Finalmente, el médico salió. —La bala perforó el pulmón. Necesita cirugía urgente, pero no tenemos sangre suficiente ni anestesia— dijo sin mirarnos a los ojos. —¿Y qué hacemos?— pregunté desesperada. —Consigan donantes y compren los medicamentos afuera— respondió.
Salí corriendo a la calle. Llamé a mis tías, a los vecinos, publiqué en redes sociales: “Se necesita sangre O+ para Julián Ramírez”. La gente llegó poco a poco: doña Rosa con su hija, mi profesor de matemáticas, hasta el panadero del barrio. Vi solidaridad donde antes sólo veía indiferencia.
Mientras tanto, mamá fue a empeñar su anillo de bodas para comprar los medicamentos. Yo me quedé sentada junto a la puerta del quirófano, rezando y recordando cuando jugábamos fútbol en la calle y él siempre quería ser portero porque decía que así podía protegerme.
La cirugía duró horas. Cuando por fin salió el cirujano, su cara era un poema de cansancio y resignación. —Sobrevivió la operación, pero está muy débil. Necesita cuidados intensivos— explicó. Nos dejaron verlo sólo un minuto: Julián estaba pálido y entubado, pero apretó mi mano con fuerza.
Esa noche dormimos en el suelo del hospital. Mamá lloraba en silencio y yo fingía estar fuerte para ella. Afuera llovía y cada trueno me recordaba los disparos.
Los días siguientes fueron una batalla constante: conseguir antibióticos caros que el hospital no tenía; rogarle al director para que no lo trasladaran a otro centro peor; enfrentar a funcionarios indiferentes que nos trataban como si pidiéramos limosna.
Una tarde escuché a mamá discutir con mi tía Lucía:
—Esto no puede seguir así, hermana. Nos están matando poco a poco—
—¿Y qué hacemos? ¿Irnos como tantos otros? ¿Dejar todo atrás?—
—No sé… pero aquí sólo hay dolor.
Sentí rabia e impotencia. ¿Por qué vivir en un país donde salir a la tienda puede costarte la vida? ¿Por qué los hospitales parecen campos de batalla?
Julián mejoró lentamente. Cada sonrisa suya era un milagro. Pero también cambió: ya no quería salir a jugar ni ir a la escuela solo. Tenía pesadillas y se sobresaltaba con cualquier ruido fuerte.
Un día le pregunté:
—¿Tienes miedo?
Él asintió y me miró con ojos grandes:
—Sí… pero más miedo tengo de que te pase algo a ti.
Me partió el alma escuchar eso de un niño de once años.
Cuando por fin le dieron el alta, volvimos al barrio entre abrazos y lágrimas de los vecinos. Pero nada era igual: mamá tenía más canas; yo sentía que había envejecido diez años en una semana; Julián ya no era el mismo niño alegre.

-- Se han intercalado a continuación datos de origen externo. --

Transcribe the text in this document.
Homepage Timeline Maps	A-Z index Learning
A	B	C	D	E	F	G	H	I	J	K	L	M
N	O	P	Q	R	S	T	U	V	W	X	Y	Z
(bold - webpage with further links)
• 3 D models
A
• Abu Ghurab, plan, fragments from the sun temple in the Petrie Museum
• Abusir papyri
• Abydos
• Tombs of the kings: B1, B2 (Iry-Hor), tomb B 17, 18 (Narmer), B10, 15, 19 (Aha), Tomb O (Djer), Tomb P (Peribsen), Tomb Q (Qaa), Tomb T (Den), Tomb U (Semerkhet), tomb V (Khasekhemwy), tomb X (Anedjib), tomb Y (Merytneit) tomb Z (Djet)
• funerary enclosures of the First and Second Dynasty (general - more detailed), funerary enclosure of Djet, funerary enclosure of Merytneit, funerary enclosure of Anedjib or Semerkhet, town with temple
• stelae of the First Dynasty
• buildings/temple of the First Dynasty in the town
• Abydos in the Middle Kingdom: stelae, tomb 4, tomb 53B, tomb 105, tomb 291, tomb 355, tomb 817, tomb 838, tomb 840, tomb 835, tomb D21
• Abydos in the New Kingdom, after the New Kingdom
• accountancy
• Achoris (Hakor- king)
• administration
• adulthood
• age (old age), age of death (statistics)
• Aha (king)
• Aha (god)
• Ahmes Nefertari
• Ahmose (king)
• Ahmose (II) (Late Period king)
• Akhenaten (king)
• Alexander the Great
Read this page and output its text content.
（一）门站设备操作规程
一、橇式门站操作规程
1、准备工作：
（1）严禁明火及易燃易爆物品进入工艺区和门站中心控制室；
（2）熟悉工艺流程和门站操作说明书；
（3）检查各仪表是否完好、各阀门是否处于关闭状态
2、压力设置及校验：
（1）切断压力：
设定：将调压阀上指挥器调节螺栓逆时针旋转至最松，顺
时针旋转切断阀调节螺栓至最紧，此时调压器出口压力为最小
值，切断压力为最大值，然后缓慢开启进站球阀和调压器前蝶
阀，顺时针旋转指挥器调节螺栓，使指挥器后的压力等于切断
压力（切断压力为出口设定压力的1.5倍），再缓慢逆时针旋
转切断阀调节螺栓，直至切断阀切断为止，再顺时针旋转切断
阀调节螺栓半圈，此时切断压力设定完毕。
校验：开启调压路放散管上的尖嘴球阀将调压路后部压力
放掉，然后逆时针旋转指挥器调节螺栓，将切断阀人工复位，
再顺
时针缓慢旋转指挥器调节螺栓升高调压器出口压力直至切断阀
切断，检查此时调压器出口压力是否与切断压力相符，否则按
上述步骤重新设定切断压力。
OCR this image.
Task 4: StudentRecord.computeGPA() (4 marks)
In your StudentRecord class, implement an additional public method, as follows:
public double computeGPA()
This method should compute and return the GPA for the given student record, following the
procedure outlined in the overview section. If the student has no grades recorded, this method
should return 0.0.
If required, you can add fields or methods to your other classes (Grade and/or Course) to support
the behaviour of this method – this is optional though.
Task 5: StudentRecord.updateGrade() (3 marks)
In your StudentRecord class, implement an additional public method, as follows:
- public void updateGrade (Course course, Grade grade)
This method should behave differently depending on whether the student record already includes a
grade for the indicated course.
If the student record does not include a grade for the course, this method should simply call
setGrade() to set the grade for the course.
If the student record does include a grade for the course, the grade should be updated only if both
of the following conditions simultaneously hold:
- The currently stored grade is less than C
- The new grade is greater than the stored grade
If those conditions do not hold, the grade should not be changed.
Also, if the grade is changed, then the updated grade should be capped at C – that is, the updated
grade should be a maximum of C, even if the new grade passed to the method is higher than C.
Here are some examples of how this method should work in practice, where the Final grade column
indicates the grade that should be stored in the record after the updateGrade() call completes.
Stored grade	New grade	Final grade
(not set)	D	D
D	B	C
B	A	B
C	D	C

Esa noche, mientras lo arropaba en su cama, me preguntó:
—¿Por qué nos pasó esto?
No supe qué responderle. Sólo le prometí que siempre estaría a su lado.
Hoy escribo esto sentada junto a él, mientras hace tareas y escucha música bajito. A veces pienso en irme del país, buscar un lugar donde no tenga que temer por mi familia cada día. Pero también pienso en toda la gente buena que nos ayudó sin pedir nada a cambio.
¿Será posible cambiar esta realidad? ¿O estamos condenados a vivir siempre entre sombras y miedo?
¿Ustedes qué harían si estuvieran en mi lugar? ¿Lucharían o huirían?